Mme Bettencourt et l’UMP font plus, et plus vite, pour faire avancer les règles de la procédure pénale, que tous les avocats et « Sages » du Conseil Constitutionnel réunis.

Pensez donc : réformer si vite le régime du droit de perquisition en y introduisant une nouveauté ... le préavis de perquisition. De quoi s’agit-il ?

On apprend, ce jour, que le siège de l’UMP a reçu, mercredi après-midi, la visite d’enquêteurs de la brigade financière sur instruction du procureur Philippe Courroye.

Certes, la révélation d’une « audacieuse » incursion, pour ne pas dire intrusion, policière au sein du saint des saints du parti majoritaire ne manque pas de sel mais bon... Cela peut également passer pour un évènement de droit commun dans le cadre, très classique, d’une enquête préliminaire.

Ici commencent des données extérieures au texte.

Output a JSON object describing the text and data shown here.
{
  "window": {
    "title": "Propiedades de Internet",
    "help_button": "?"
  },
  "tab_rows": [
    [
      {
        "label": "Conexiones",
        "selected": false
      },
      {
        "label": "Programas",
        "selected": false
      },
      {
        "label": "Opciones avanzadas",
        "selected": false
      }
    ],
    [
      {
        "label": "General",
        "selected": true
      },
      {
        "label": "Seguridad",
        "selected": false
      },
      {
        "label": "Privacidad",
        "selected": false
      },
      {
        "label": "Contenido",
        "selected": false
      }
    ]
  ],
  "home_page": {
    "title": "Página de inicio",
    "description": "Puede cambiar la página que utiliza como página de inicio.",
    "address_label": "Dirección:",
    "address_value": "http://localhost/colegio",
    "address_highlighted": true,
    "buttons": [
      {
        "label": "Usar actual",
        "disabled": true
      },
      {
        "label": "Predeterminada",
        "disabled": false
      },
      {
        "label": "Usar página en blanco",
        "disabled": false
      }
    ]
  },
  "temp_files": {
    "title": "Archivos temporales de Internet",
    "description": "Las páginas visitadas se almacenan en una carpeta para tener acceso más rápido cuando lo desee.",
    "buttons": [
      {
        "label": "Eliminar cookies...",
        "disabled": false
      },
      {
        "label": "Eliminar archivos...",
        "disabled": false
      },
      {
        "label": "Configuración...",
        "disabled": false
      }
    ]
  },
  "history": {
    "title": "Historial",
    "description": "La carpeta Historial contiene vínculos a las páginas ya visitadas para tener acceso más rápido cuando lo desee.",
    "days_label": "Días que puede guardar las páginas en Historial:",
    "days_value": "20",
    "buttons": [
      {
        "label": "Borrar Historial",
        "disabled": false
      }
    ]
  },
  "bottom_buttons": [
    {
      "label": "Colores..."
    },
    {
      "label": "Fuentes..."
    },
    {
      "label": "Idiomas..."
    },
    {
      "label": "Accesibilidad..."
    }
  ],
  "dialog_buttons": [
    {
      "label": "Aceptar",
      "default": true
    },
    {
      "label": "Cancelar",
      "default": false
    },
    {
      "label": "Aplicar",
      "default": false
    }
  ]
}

Quand elle perquisitionne à l’UMP, la police prévient et ... met les patins !

En revanche, cet outil procédural de recherche des preuves, tient aux conditions dérogatoires dont a bénéficié l’UMP.

En effet, et selon le témoignage d’Eric Cesari, directeur général de l’UMP -témoignage rapporté par Paris-Match, il apparaît que les policiers ont offert une garantie (particulière) de procédure à ce parti politique, à savoir l’information avant perquisition, avertissement notifié une journée civile avant l’évènement lui-même.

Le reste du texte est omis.